Before they created this musical project, Bayley was actually a medical student. You can see this world of biology in some of his lyrics, “What’ll it be now, mister mole / Whisper sloth in curls of smoke…Slow down / It’s a science,” he croons in “Black Mambo.” His words feel lush and full, the lyrics playing charades with rhyme and syncopated syllabics. Some of the titles also have a home in the jungle; the song title “Pylla” is actually the name of a genus of insects. It’s these little attributes of Glass Animals that make me a fan because they take the time to think about their art to create a rich performance. Many trip-hop bands are there only to create funky beats, and while Glass Animals do provide plenty of dance opportunities, they do so with layered meaning and movement.
The group collaboration was thickly tied. The guitarists, Drew MacFarlane and Edmund Irwin-Singer, were often strumming with one another, known dance moves coursing through their bodies. Jam sessions rang throughout their performance, and in the middle of their set, they played their most well-known song “Gooey.” From the first strike of drum, the audience instantly knew the wonderland that they were about to enter.

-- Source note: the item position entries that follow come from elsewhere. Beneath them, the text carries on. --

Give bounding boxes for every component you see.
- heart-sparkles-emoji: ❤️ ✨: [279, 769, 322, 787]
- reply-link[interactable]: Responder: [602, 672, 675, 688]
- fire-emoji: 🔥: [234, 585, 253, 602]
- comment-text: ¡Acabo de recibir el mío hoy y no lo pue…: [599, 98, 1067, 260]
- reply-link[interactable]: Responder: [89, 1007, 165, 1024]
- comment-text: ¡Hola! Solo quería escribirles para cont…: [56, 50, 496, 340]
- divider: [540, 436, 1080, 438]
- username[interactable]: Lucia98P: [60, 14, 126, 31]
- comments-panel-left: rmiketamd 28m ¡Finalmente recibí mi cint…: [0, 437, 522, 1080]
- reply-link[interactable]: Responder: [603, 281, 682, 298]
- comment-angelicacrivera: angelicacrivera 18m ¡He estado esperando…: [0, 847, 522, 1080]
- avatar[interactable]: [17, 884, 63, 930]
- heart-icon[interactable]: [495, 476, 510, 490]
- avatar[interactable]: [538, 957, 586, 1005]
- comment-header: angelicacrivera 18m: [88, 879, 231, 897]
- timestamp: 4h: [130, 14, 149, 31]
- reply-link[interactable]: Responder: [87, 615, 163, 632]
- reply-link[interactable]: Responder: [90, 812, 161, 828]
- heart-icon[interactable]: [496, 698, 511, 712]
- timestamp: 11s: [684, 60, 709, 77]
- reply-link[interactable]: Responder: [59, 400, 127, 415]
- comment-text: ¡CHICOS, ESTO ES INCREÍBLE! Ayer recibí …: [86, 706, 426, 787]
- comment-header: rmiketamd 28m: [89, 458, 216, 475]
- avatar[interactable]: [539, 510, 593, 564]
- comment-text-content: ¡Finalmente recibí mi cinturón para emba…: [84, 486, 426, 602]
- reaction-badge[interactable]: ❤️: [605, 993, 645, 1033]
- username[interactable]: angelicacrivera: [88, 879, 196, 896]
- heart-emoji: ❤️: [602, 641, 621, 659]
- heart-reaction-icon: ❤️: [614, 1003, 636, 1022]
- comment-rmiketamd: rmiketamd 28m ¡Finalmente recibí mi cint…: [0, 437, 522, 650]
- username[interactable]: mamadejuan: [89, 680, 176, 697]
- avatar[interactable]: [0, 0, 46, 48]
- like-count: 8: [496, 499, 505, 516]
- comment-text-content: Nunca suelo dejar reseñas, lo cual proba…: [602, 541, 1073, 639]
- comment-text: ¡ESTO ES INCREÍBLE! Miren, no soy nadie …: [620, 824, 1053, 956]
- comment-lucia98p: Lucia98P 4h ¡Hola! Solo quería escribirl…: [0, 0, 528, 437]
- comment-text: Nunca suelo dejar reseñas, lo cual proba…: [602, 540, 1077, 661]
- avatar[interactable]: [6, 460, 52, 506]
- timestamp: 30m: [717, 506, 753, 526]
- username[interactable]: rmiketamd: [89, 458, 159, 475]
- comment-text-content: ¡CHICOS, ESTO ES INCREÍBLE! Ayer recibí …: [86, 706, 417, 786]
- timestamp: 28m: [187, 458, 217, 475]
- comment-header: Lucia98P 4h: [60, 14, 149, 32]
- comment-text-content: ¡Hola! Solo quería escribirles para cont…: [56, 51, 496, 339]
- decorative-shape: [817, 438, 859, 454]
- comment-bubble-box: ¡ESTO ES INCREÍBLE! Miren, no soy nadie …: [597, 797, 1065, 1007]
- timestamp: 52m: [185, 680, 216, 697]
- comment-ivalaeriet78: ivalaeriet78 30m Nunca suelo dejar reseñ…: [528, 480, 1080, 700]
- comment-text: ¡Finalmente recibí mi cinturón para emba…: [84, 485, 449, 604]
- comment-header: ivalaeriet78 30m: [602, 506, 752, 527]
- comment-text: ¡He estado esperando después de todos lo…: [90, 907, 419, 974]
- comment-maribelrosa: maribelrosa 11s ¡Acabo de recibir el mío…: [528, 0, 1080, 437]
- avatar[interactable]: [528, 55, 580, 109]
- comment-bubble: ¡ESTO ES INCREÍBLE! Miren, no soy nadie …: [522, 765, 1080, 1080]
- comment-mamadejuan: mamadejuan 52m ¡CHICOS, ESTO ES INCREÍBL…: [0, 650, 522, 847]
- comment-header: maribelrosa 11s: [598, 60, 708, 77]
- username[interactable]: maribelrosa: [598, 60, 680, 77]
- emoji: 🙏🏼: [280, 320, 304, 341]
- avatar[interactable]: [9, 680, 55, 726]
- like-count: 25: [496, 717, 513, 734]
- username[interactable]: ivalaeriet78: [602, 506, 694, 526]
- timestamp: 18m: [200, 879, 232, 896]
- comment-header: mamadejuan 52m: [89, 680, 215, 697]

I am sure all the snapchats of Denver’s geo-location featured ten seconds snippets of the chorus, “I can’t take this place, no I can’t take this place / I just wanna go where I can get some space.” The lyrics slid in and out of the bouncing rhythms, mirroring the bodies on the crowded floor.
Towards the end, they took a departure from their sultry sounds and did a cover of the Yeah Yeah Yeah’s and Kayne West. During the Kayne cover, Bayley dived into the crowd, dangled his microphone and strutted from one end of the front auditorium to the other. He then stated they were drawing near to the last song, and their short (1 hour and half) performance left many (and myself) yearning for more liquid vibes. The guitarists and Bayley began to hum together and it enhanced their jungle theme. They soaked up their entire performance, enjoying the crowd’s attention and their blissful art. They ended with “Pools,” and the lyrics summed up the warm fall night, “I smile because I want to.”